That is a big price surge indeed, and the date Grantham picks for the shift just happens to be a year after an event other commentators have already cited as a watershed for commodities: 2001 was when China, with its massive appetite for food and metals and other higher-living-standards stuff, joined the World Trade Organization (see chart).
Grantham notes that this is no coincidence. China, he points out, accounts for more than half the world's consumption of cement, and nearly half its use of iron, coal, lead, zinc, aluminum and, oink oink, pigs.
That voracious demand relentlessly pushes up prices – and Grantham emphasizes that supply and demand, rather than evil speculators or feckless central bankers, are the driving forces here, whatever posture our president might choose to take.
The Monetary Maniacs may ascribe the entire move to low interest rates. Now, even I know that low rates can have a large effect, at least when combined with moral hazard, on the movement of stocks, but in the short term, there is no real world check on stock prices and they can be, often are, psychologically flakey. But commodities are made and bought by serious professionals for whom today's price is life and death. Realistic supply and demand really is the main influence.
That is mostly bad news for American families, which as I may have mentioned once or twice have seen their wages fall some 5% since 2000. This means the less money to pay an ever-rising food and gas bill.
Or, at least mostly rising. Markets that have gone parabolic, as the ones for many commodities have, are apt to, um, consolidate every once in a while at lower levels. Grantham ventures that the commodity markets' surging prices – and these markets' dependence on Chinese demand – are likely set us up for a huge price plunge at some time over the next year when if the weather turns less Armageddonish in 2011 or if Chinese growth starts to flag.
If China stumbles or if the weather is better than expected, a probability I would put at, say, 80%, then commodity prices will decline a lot. But if both events occur together, it will very probably break the commodity markets en masse. Not unlike the financial collapse.
So those who are now betting the ranch in commodity futures markets are likely to lose their shirts. Big surprise there.
But afterward prices will resume their upward march, assuming we aren't all eating bugs by then, and we will all resume complaining about high gas prices -- at least till our politicians get their act together and devise some policies that will reduce our energy use and push us toward more enlightened sources.

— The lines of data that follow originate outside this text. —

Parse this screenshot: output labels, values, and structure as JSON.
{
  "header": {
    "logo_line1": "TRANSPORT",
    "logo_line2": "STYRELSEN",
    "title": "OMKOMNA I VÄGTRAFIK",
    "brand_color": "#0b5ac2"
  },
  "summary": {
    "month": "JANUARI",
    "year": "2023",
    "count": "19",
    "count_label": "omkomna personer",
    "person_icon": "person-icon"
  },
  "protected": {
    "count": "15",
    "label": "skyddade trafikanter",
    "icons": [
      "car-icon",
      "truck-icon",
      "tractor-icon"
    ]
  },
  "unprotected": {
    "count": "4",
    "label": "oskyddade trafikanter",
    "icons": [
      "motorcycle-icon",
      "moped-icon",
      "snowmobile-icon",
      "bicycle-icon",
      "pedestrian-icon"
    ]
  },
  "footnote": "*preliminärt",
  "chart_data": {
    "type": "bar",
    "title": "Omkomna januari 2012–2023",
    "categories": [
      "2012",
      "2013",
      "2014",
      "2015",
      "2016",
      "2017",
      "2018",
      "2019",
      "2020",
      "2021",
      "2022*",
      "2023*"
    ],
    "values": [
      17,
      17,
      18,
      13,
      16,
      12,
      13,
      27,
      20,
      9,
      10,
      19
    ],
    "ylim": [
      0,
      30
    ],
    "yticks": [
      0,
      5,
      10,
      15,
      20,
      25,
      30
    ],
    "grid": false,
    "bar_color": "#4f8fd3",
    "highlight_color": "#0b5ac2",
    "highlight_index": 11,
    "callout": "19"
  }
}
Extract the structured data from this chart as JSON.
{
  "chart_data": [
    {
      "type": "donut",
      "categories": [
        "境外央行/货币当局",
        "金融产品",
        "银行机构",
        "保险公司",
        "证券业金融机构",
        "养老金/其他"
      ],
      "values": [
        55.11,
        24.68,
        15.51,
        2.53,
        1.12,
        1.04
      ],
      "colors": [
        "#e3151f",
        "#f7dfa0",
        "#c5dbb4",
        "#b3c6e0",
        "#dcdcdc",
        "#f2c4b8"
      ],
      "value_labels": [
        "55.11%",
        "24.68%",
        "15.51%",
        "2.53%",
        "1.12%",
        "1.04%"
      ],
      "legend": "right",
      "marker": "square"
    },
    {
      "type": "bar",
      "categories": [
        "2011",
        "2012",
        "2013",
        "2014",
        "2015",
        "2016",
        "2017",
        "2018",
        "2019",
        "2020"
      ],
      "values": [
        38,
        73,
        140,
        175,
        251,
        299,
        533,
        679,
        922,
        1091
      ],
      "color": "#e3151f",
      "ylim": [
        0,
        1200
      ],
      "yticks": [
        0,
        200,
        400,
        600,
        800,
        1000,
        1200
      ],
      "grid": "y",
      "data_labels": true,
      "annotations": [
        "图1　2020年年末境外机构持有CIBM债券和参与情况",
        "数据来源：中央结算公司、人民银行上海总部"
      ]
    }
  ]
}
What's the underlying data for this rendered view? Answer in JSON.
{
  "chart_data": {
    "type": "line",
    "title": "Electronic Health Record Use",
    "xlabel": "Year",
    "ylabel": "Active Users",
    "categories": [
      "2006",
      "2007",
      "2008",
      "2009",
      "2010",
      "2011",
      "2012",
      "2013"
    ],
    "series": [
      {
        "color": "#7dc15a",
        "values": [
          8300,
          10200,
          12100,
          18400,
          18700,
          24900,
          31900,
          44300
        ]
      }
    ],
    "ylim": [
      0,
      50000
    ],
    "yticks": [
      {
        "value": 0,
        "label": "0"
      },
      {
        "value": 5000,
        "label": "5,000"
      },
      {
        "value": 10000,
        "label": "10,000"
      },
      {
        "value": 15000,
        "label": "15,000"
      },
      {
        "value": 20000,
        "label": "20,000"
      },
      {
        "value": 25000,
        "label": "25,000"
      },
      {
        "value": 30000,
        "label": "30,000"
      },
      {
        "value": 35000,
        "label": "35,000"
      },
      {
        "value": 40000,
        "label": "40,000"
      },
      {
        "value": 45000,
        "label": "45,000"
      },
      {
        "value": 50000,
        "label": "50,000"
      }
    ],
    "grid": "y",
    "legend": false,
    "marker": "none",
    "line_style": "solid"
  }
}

"We all need to adjust our behavior to this new environment," Grantham writes. "It would help if we did it quickly."
Think that's happening any time soon with the current group in Washington? Expecting to hear a lot of sensible energy policies out of John Boehner, are you?
No, because even after a decade that has bankrupted whole swaths of America, we still put our faith in the markets. Some day, we will learn that the outcome there is everyone but the odd John Paulson character ends up broke and utterly exasperated. But not any time soon.